Von Angststörungen sind vor allem Frauen betroffen
Ein Grund für die gelegentlichen Unterschiede zwischen den Männchen könnten Rangordnungskämpfe sein. Sie bringen das Hormonsystem der Männchen durcheinander. Dominante Männchen haben zirka fünffach erhöhte Testosteronwerte. Rebecca Shansky zieht daraus den Schluss: Weibliche Tiere sind für die Grundlagenforschung und auch für die Medikamentenentwicklung ebenso gut oder schlecht geeignet wie männliche Tiere. Sie befürchtet: Weil weibliche Tiere zu wenig erforscht werden, könnten wichtige Krankheitsursachen übersehen werden. Das gelte zum Beispiel für Angststörungen. Sie werden stets mit männlichen Versuchstieren erforscht. Dabei ist die Mehrheit der Menschen, die unter Angststörungen leidet, weiblich.
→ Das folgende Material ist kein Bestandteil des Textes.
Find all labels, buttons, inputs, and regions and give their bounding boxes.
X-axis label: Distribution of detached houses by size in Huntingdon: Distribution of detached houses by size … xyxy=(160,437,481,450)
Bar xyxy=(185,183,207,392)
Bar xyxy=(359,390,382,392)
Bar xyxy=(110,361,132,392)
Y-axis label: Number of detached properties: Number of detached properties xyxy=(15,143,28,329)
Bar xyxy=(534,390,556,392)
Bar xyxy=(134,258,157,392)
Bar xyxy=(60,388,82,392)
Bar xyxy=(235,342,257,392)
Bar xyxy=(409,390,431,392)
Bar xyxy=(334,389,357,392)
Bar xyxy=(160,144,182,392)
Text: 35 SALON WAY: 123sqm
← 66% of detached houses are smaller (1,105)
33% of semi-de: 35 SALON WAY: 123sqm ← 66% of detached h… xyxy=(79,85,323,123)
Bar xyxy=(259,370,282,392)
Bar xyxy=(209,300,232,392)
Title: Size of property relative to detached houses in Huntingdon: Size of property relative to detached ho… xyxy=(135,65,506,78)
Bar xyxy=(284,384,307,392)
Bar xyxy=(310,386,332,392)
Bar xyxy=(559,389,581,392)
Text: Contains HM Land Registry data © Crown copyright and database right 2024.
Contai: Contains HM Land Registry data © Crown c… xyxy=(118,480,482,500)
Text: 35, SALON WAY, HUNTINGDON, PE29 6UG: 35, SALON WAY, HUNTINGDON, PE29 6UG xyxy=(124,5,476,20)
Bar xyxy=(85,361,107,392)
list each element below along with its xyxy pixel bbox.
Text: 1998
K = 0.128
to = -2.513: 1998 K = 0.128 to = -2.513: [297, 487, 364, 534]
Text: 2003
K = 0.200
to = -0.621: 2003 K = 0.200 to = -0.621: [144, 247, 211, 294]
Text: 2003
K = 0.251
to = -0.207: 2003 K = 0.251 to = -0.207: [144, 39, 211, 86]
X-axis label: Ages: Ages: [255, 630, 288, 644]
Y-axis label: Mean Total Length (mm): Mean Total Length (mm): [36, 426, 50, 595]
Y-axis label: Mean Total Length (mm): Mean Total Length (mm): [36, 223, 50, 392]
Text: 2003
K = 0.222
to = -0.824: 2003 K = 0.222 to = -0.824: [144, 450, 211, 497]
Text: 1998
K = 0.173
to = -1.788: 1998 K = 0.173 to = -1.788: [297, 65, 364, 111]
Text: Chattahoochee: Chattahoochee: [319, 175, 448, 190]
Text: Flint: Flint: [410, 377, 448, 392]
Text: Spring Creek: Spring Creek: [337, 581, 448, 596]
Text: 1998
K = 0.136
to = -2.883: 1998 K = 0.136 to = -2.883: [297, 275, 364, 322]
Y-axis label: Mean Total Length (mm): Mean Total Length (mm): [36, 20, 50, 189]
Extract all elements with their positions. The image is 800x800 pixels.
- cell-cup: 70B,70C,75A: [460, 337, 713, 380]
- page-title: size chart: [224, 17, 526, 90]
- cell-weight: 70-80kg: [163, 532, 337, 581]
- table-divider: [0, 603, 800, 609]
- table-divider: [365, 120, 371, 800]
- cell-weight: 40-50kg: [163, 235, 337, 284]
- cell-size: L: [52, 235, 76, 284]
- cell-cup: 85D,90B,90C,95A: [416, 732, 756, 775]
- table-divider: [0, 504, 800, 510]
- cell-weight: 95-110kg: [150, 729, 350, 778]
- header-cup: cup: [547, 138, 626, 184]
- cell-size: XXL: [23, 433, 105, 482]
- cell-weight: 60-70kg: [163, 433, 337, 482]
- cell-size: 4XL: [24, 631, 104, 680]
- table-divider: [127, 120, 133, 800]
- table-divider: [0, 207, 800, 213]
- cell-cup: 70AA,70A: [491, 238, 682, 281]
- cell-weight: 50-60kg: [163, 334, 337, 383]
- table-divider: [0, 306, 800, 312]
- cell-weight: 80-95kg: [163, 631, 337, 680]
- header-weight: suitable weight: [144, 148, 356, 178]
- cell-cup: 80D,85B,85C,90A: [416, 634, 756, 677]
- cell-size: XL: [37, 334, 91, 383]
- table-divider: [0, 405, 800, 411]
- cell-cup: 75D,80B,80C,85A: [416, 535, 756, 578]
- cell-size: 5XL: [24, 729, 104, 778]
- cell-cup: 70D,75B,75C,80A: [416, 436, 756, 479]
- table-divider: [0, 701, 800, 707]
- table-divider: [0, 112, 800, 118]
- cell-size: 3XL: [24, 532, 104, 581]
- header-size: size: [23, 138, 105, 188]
Auch bei der Wirkstoffentwicklung können wichtige Ansatzpunkte übersehen werden. Es werden nur solche Wirkstoffe entdeckt und Medikamente entwickelt, die bei Männern gut funktionieren. Medikamente, die besonders für Frauen hilfreich wären, bleiben unentdeckt, befürchtet Rebecca Shansky. Im Wissenschaftsmagazin Science fordert sie einen neuen Blick auf das weibliche Hormonsystem.
Beide Geschlechter gleichberechtigt erforschen
"Der Östrogenzyklus gehört zu jeder Frau dazu, wie auch zu jedem Mäuseweibchen. Und wir wollen ja, dass unsere Ergebnisse auch für Frauen relevant sind. Die Medikamente, die wir entwickeln, sollen auch Frauen helfen. Sie müssen jeden Tag funktionieren, in jeder Phase des Hormonzyklus. Das sollten wir bei unserer Forschung stets bedenken."
Um Ergebnisse zu erzielen, die für Frauen und Männern gelten, müssen beide Geschlechter erforscht werden, resümiert die Neurobiologin. Das sei in der klinischen Forschung anerkannt und werde seit einigen Jahren berücksichtigt. Jetzt ist es Zeit für die Gleichberechtigung – auch im Mäusekäfig.